Aesthera frowned. "Which means we'll have to remember something you've deliberately forgotten."
Silence followed.
Then Kael stepped forward. "Then I'll help you remember."
Reyan looked at him, startled. "How?"
"I'm still linked to the void he left in me. But it works both ways. If I can reach into the place where Nyharis planted his silence, maybe I can also pull something back."
Selene gripped his shoulder. "That could tear you apart."
Kael met her gaze, unafraid. "If I don't, we all fade."
Reyan knelt and took Kael's hands in his own. "We'll anchor you. You won't do this alone."
The ritual was prepared swiftly. Candles were lit. Runes of grounding carved into the floor. Reyan stood behind Kael, hands on the boy's shoulders, while Aesthera wove a lattice of memory spells around them both. Selene stood guard, blade drawn, eyes fixed on the chamber doors.
As Kael's eyes closed, a wind stirred from nowhere. The runes began to glow. And then he fell inward.
Reyan gasped, his thoughts tugged into the boy's mind like a thread pulled through a needle. He saw vast blackness. Not darkness—but absence. A silence so deep it had texture. And there, flickering like a heartbeat buried under mountains, was a stone. Jagged. Ancient. Glowing faintly with a warmth that defied the void.

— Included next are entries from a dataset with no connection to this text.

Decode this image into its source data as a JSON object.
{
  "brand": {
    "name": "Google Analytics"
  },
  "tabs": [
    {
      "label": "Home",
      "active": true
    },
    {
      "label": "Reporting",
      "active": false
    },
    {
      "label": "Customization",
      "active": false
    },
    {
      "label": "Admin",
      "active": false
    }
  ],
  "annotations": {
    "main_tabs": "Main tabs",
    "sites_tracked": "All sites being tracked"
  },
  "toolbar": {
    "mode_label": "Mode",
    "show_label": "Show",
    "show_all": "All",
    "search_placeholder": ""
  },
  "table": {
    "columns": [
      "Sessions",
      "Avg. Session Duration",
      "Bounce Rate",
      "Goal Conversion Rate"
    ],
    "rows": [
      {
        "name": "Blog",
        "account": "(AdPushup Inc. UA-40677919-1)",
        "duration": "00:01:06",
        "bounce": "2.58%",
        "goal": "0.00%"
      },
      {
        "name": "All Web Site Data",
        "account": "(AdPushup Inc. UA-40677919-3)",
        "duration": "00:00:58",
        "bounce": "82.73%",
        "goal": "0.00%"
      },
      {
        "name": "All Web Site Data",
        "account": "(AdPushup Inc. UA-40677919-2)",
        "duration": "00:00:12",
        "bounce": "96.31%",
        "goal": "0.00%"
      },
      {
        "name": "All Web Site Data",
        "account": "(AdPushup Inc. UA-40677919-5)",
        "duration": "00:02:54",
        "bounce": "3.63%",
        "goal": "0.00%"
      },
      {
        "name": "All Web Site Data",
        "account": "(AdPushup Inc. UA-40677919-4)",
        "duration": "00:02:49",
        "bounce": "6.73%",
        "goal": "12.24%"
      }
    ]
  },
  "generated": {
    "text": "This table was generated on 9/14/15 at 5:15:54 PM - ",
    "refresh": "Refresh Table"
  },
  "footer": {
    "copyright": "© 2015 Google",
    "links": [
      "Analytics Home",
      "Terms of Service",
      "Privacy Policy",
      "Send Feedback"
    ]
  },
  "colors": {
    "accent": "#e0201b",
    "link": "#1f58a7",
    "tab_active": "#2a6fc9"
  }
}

"I see it," Reyan whispered. "The Seedstone."
But something else stirred.
A great shape coiled through the abyss. Not a figure—more like a presence given weight. A whisper that stretched for miles.
"Death," it hissed, "why do you struggle so hard to preserve what even gods abandoned?"
Reyan stood firm in the vision. "Because memory is the only proof we existed."
The voice rumbled, like thunder echoing in a tomb. "Then I shall take your proof. I will leave the world flawless—empty of regret, of names, of story. A blank beginning."
Reyan reached for the Seedstone. The presence lunged. But Kael moved first.
He placed his hand on Reyan's chest and whispered, "Now."
The world cracked.
Reyan opened his eyes, collapsing backward, cradling something in his arms—a jagged piece of stone, pulsing with gold veins. The Seedstone. The chamber erupted with light. The runes surged. The Archive itself lit up like the sun.
Kael gasped, eyes wide. "He knows we have it. He's coming."
Reyan stood, the Seedstone clutched in his hand. "Then we hold the line."
Selene raised her blade. "And this time, we don't fight for memory. We fight for existence."
Outside, the sky trembled.
And deep below, beneath the broken urn and crumbling stone, Nyharis stirred—and began to remember nothing.